Das Memorieren ist nur ein Element innerhalb einer ganzen Reihe neu zu entwickelnder Fähigkeiten. Es kommt auf die Details an. Der Schau­spieler muss den Text lernen, um sich, wie Wilhelm sagt, auf die »Schattierungen« seiner Rolle konzentrieren zu können (Sendung, 3. Buch, 6. Kap.). Und d’Aubignac wirft den Schauspielern vor, »étant la plupart ignorants aux Spectacles, ils […] en négligent la représentation« (Projet, 701). Die Redeweise ›négliger la représentation‹ hat nur Sinn vom Standpunkt einer fer­tigen Spielvorlage, die in eine Aufführung transformiert werden muss. Die ›Inszenierung‹ wird überhaupt erst zum Problem, wo das Theaterstück in einer von der Bühne unabhängigen Form existiert und folglich der szenischen Realisierung bedarf. Stimme, Mimik und Gestik müssen entsprechend ineinandergreifen. Zugleich muss eine Prozedur gefunden werden, die in der Produk­tion ›des‹ Schauspielers konvergiert. D’Aubignac schlägt daher vor, die Schauspielerei zum Beruf zu machen, der, wie jede Form von Professionalisierung, ein Curriculum voraussetzt, dessen erfolgreichen Abschluss durch einen vom König ernannten »Intendant, ou Grand Maître des Théâtres et des Jeux publics en France« (Projet, 704) kontrolliert werden soll. Insofern ist der Projet Stellenausschreibung und Empfehlungsschreiben in einem. D’Aubignac lässt keinen Zweifel, wer der geeignete Mann ist, um auf Talentsuche zu gehen und dafür zu sorgen, dass niemand »ne pourra être associé dans une Troupe que par Brevet du Roi, donné sur un Certificat de sa capacité et probité qui lui sera délivré par l’Intendant« (ebd.).
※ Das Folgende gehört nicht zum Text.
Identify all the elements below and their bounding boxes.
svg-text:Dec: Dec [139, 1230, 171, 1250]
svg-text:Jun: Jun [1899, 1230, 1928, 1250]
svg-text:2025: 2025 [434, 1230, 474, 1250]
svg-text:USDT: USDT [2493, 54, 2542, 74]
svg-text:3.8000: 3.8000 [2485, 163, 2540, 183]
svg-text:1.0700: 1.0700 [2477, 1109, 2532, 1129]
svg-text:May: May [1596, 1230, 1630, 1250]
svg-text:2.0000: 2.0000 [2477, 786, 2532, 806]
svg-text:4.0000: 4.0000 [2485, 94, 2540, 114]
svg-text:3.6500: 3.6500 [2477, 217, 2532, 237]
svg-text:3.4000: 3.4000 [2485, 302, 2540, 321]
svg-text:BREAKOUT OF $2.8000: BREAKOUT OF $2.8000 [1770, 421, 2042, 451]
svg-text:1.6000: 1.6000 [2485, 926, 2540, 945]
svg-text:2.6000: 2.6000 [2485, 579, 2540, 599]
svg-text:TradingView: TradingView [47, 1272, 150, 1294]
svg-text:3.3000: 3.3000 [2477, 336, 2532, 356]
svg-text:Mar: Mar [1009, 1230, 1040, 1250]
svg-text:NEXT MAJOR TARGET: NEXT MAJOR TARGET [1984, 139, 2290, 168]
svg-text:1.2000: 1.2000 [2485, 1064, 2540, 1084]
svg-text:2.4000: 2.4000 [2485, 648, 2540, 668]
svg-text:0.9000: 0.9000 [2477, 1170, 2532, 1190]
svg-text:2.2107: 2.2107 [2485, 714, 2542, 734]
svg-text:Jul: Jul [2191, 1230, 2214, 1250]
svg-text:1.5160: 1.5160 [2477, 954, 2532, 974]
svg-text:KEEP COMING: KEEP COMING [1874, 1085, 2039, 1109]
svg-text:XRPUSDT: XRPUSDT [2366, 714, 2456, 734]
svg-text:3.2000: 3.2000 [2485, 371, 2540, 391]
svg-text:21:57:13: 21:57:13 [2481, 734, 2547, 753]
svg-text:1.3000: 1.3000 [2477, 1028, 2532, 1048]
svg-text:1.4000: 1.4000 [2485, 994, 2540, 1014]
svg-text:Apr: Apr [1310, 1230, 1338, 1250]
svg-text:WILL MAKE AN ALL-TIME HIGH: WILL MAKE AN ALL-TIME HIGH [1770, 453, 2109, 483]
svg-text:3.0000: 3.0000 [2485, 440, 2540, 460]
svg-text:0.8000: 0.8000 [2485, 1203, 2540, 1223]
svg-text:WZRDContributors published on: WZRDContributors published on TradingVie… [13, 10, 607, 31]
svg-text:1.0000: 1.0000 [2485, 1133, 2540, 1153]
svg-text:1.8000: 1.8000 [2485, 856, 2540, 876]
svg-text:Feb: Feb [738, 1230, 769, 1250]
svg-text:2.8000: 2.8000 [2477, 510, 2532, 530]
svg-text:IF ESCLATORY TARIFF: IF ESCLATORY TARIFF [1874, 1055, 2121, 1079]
Diese Vorschläge wurden nie verwirklicht. Sie sind aber deshalb interessant, weil sie sich wie eine Strukturskizze zur Formierung einer schauspielerischen Elite lesen. Das Reservoir, aus dem die Fähigsten und Begabtesten hervorgehen sollen, speist sich aus zwei Quellen: Die Wandertruppen und die Kollegien, womit die Jesuitenschulen gemeint sind, in denen das Theaterspielen ein Element der schulischen Ausbildung ist. Die Logik der Ein-/Ausschließung wird ergänzt durch eine Reihe von Individualisierungsprozeduren, die die Schauspieler in ihrer Ausbildung durch­laufen: das systematische Üben des Rezitierens, der Mimik und Gestik; die Beobachtung und Auswertung von Aufführungen; schließlich die Ablegung einer Prüfung. Der Intendant beurteilt »capacité et probité« – die Formel, die fachliches Können und Loyalität mit der Obrigkeit ver­knüpft, hat ihre Aktualität für die Reproduktion der Staatsdienerschaft nicht verloren. Mit der Staatswerdung des Thea­ters wird aus dem »acteur nomade« zwar noch kein »fonctionnaire« (­Duvignaud 1965, 65), aber doch ein »travailleur régulier qui produit une quantité définie d’émotions à date régulière et dispose ainsi de ­moyens de subsistance ordonnés« (74).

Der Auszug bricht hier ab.